You'll see a new setting page, click To App and enable the following settings:

Okta SCIM Step 7

At this stage, you've successfully configured the Okta SCIM API integration.

Assign Users

In your application, click the Assignments tab and select Assign to People from the dropdown Assign.

Okta SCIM Step 8

Select users you want to assign to the app and click the Assign button.

Okta SCIM Step 9

After you click the Assign button, you'll see a new popup window with various fields. Confirm the field values and click the Save and Go Back button.

Okta SCIM Step 10

Push Groups

Navigate to the tab Push Groups and select Find group by name from the dropdown Push Groups.

Okta SCIM Step 11

Find the group you want to assign to the app and click the Save button.

Okta SCIM Step 12

FAQ

Why don't I see a DELETE event for a user that was removed in Okta?

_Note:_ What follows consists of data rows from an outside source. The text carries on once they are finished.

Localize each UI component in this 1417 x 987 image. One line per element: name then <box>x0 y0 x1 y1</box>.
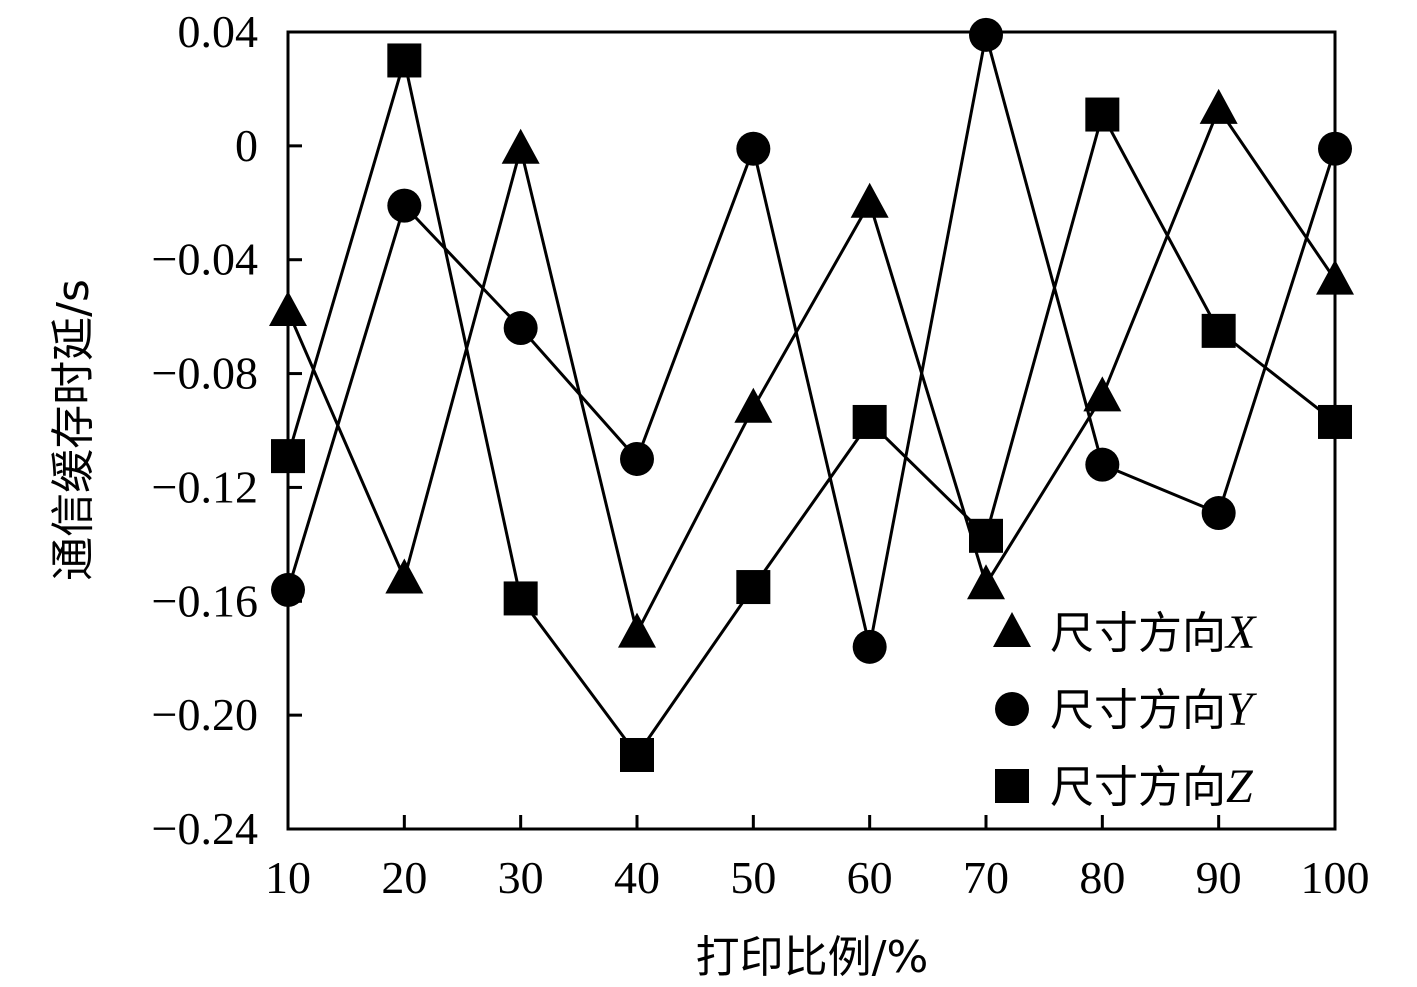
legend-marker-x <box>993 612 1031 647</box>
y-tick-label: −0.24 <box>152 803 258 854</box>
plot-frame <box>286 30 1337 831</box>
legend-label-y: 尺寸方向Y <box>1050 683 1257 736</box>
legend-item-x: 尺寸方向X <box>993 606 1257 659</box>
legend-label-x: 尺寸方向X <box>1050 606 1257 659</box>
y-tick-label: −0.20 <box>152 689 258 740</box>
x-axis-ticks: 10 20 30 40 50 60 70 80 90 100 <box>265 815 1370 903</box>
legend-label-var: Z <box>1226 760 1254 813</box>
legend-label-z: 尺寸方向Z <box>1050 760 1254 813</box>
series-z-point <box>736 570 771 605</box>
x-tick-label: 70 <box>963 852 1009 903</box>
legend-item-z: 尺寸方向Z <box>995 760 1254 813</box>
series-x-point <box>850 182 889 218</box>
x-tick-label: 40 <box>614 852 660 903</box>
series-y-point <box>1085 447 1120 482</box>
legend-label-name: 尺寸方向 <box>1050 762 1226 813</box>
series-x-line <box>286 105 1337 637</box>
y-tick-label: −0.04 <box>152 234 258 285</box>
x-axis-title: 打印比例/% <box>696 932 929 983</box>
series-y-point <box>1201 496 1236 531</box>
series-layer <box>269 17 1354 772</box>
legend-marker-y <box>995 692 1029 726</box>
series-x-point <box>385 558 424 594</box>
y-tick-label: −0.08 <box>152 348 258 399</box>
series-z-point <box>1085 97 1120 132</box>
x-tick-label: 80 <box>1079 852 1125 903</box>
series-y-point <box>620 441 654 476</box>
series-x <box>269 88 1354 648</box>
series-z-point <box>620 737 654 772</box>
series-z-point <box>503 581 538 616</box>
y-axis-ticks: 0.04 0 −0.04 −0.08 −0.12 −0.16 −0.20 −0.24 <box>152 6 302 854</box>
series-y-line <box>286 34 1337 648</box>
legend-label-var: X <box>1224 606 1257 659</box>
series-x-point <box>1199 88 1238 124</box>
x-tick-label: 100 <box>1301 852 1370 903</box>
series-y <box>271 17 1352 664</box>
x-tick-label: 90 <box>1196 852 1242 903</box>
legend-item-y: 尺寸方向Y <box>995 683 1257 736</box>
x-tick-label: 20 <box>381 852 427 903</box>
x-tick-label: 50 <box>730 852 776 903</box>
series-z <box>271 43 1352 772</box>
series-z-line <box>286 60 1336 758</box>
series-x-point <box>1083 376 1122 412</box>
y-tick-label: 0 <box>235 120 258 171</box>
series-y-point <box>503 311 538 346</box>
legend-marker-z <box>995 769 1029 803</box>
y-tick-label: 0.04 <box>178 6 259 57</box>
x-tick-label: 30 <box>498 852 544 903</box>
legend-label-name: 尺寸方向 <box>1050 685 1226 736</box>
x-tick-label: 10 <box>265 852 311 903</box>
series-z-point <box>387 43 422 78</box>
series-x-point <box>618 612 656 648</box>
series-y-point <box>387 188 422 223</box>
series-y-point <box>852 629 887 664</box>
y-tick-label: −0.12 <box>152 461 258 512</box>
legend-label-var: Y <box>1226 683 1257 736</box>
series-z-point <box>1201 313 1236 348</box>
series-x-point <box>734 387 773 423</box>
y-tick-label: −0.16 <box>152 575 258 626</box>
series-z-point <box>969 518 1003 553</box>
series-x-point <box>967 564 1005 600</box>
series-x-point <box>501 128 540 164</box>
series-z-point <box>852 404 887 439</box>
legend-label-name: 尺寸方向 <box>1050 608 1226 659</box>
series-y-point <box>736 131 771 166</box>
series-y-point <box>969 17 1003 52</box>
y-axis-title: 通信缓存时延/s <box>48 279 99 581</box>
x-tick-label: 60 <box>847 852 893 903</box>
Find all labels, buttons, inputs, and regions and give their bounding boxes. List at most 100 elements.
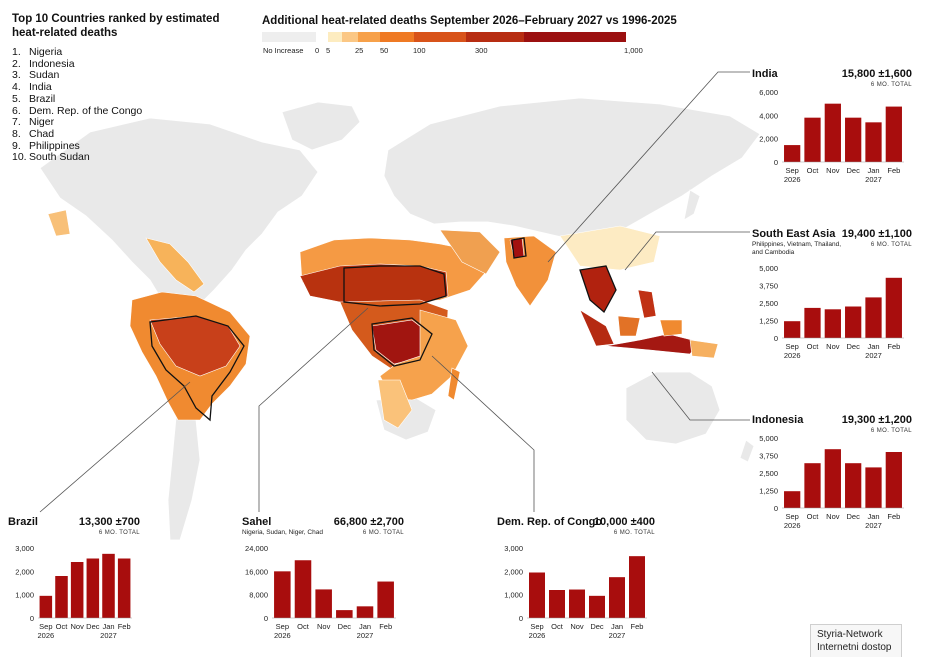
- x-tick-label: Feb: [118, 622, 131, 631]
- panel-total-note: 6 MO. TOTAL: [362, 530, 404, 536]
- x-tick-label: Nov: [826, 342, 840, 351]
- y-tick-label: 24,000: [245, 544, 268, 553]
- x-year-label: 2026: [784, 351, 801, 360]
- ranking-number: 8.: [12, 127, 21, 140]
- x-tick-label: Feb: [887, 342, 900, 351]
- ranking-item: 9. Philippines: [12, 139, 142, 153]
- y-tick-label: 0: [30, 614, 34, 623]
- y-tick-label: 0: [774, 504, 778, 513]
- bar: [589, 595, 605, 618]
- x-tick-label: Sep: [530, 622, 543, 631]
- region-panel: South East Asia 19,400 ±1,100 6 MO. TOTAL P…: [752, 228, 912, 363]
- legend-tick-label: 1,000: [624, 46, 643, 55]
- y-tick-label: 0: [264, 614, 268, 623]
- x-year-label: 2026: [274, 631, 291, 640]
- legend-tick-label: 0: [315, 46, 320, 55]
- bar: [569, 589, 585, 618]
- y-tick-label: 3,750: [759, 452, 778, 461]
- y-tick-label: 0: [774, 158, 778, 167]
- legend-swatch: [358, 32, 380, 42]
- x-tick-label: Oct: [56, 622, 69, 631]
- x-tick-label: Jan: [359, 622, 371, 631]
- bar: [609, 577, 625, 618]
- y-tick-label: 5,000: [759, 264, 778, 273]
- y-tick-label: 3,000: [15, 544, 34, 553]
- ranking-country: Brazil: [29, 92, 56, 105]
- x-tick-label: Sep: [39, 622, 52, 631]
- ranking-country: Indonesia: [29, 57, 75, 70]
- bar: [294, 560, 312, 618]
- ranking-item: 7. Niger: [12, 116, 142, 129]
- legend-swatch-no-increase: [262, 32, 316, 42]
- x-tick-label: Dec: [338, 622, 352, 631]
- bar: [39, 595, 53, 618]
- x-tick-label: Sep: [785, 342, 798, 351]
- bar: [274, 571, 291, 618]
- legend-tick-label: 50: [380, 46, 389, 55]
- y-tick-label: 1,000: [504, 591, 523, 600]
- ranking-number: 9.: [12, 139, 21, 152]
- ranking-item: 3. Sudan: [12, 70, 142, 82]
- x-tick-label: Jan: [867, 342, 879, 351]
- y-tick-label: 2,500: [759, 469, 778, 478]
- x-tick-label: Dec: [846, 166, 860, 175]
- x-tick-label: Jan: [611, 622, 623, 631]
- ranking-country: India: [29, 81, 52, 94]
- legend-title: Additional heat-related deaths September…: [262, 15, 677, 27]
- panel-total-note: 6 MO. TOTAL: [870, 428, 912, 434]
- x-tick-label: Dec: [846, 342, 860, 351]
- ranking-number: 10.: [12, 151, 27, 164]
- bar: [865, 122, 882, 162]
- region-panel: Brazil 13,300 ±700 6 MO. TOTAL 0 1,000 2,000 3…: [8, 516, 140, 651]
- x-year-label: 2027: [100, 631, 117, 640]
- panel-region-name: India: [752, 68, 778, 80]
- x-year-label: 2027: [865, 175, 882, 184]
- y-tick-label: 2,500: [759, 299, 778, 308]
- bar: [885, 452, 902, 508]
- legend-tick-label: 5: [326, 46, 331, 55]
- ranking-number: 2.: [12, 57, 21, 70]
- y-tick-label: 16,000: [245, 567, 268, 576]
- bar: [356, 606, 374, 618]
- panel-region-name: South East Asia: [752, 228, 836, 240]
- region-panel: Sahel 66,800 ±2,700 6 MO. TOTAL Nigeria, Su…: [242, 516, 404, 651]
- y-tick-label: 0: [519, 614, 523, 623]
- bar: [804, 117, 821, 162]
- bar: [824, 103, 841, 162]
- panel-region-name: Sahel: [242, 516, 272, 528]
- bar: [315, 589, 332, 618]
- bar: [865, 297, 882, 338]
- ranking-item: 6. Dem. Rep. of the Congo: [12, 104, 142, 118]
- ranking-item: 10. South Sudan: [12, 151, 142, 164]
- x-tick-label: Oct: [807, 166, 820, 175]
- y-tick-label: 1,250: [759, 317, 778, 326]
- y-tick-label: 2,000: [504, 567, 523, 576]
- x-tick-label: Nov: [317, 622, 331, 631]
- bar: [529, 572, 545, 618]
- panel-total-note: 6 MO. TOTAL: [870, 82, 912, 88]
- legend-swatch: [466, 32, 524, 42]
- ranking-item: 1. Nigeria: [12, 46, 142, 59]
- ranking-number: 6.: [12, 104, 21, 117]
- x-tick-label: Oct: [297, 622, 310, 631]
- bar: [117, 558, 131, 618]
- ranking-number: 1.: [12, 46, 21, 58]
- x-tick-label: Feb: [379, 622, 392, 631]
- y-tick-label: 1,250: [759, 487, 778, 496]
- x-tick-label: Jan: [867, 166, 879, 175]
- panel-total: 19,400 ±1,100: [841, 228, 912, 240]
- legend-tick-label: 25: [355, 46, 364, 55]
- bar: [885, 106, 902, 162]
- bar: [865, 467, 882, 508]
- ranking-title: Top 10 Countries ranked by estimated hea…: [12, 13, 220, 39]
- legend-swatch: [320, 32, 328, 42]
- bar: [885, 277, 902, 338]
- ranking-country: Niger: [29, 116, 55, 129]
- x-tick-label: Nov: [826, 166, 840, 175]
- x-year-label: 2026: [784, 175, 801, 184]
- region-panel: India 15,800 ±1,600 6 MO. TOTAL 0 2,000 4,000…: [752, 68, 912, 203]
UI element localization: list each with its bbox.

Instead of executing a DELETE operation, Okta sends a request to the SCIM application to set the active attribute to false. Consequently, you will observe a user.updated event with the active attribute changed to false for users removed from the Okta application.

Why is there no event for a user that was deactivated in Okta?

Okta does not dispatch a specific deprovisioning event for users that are suspended. This omission of a deactivation event is a known issue with Okta.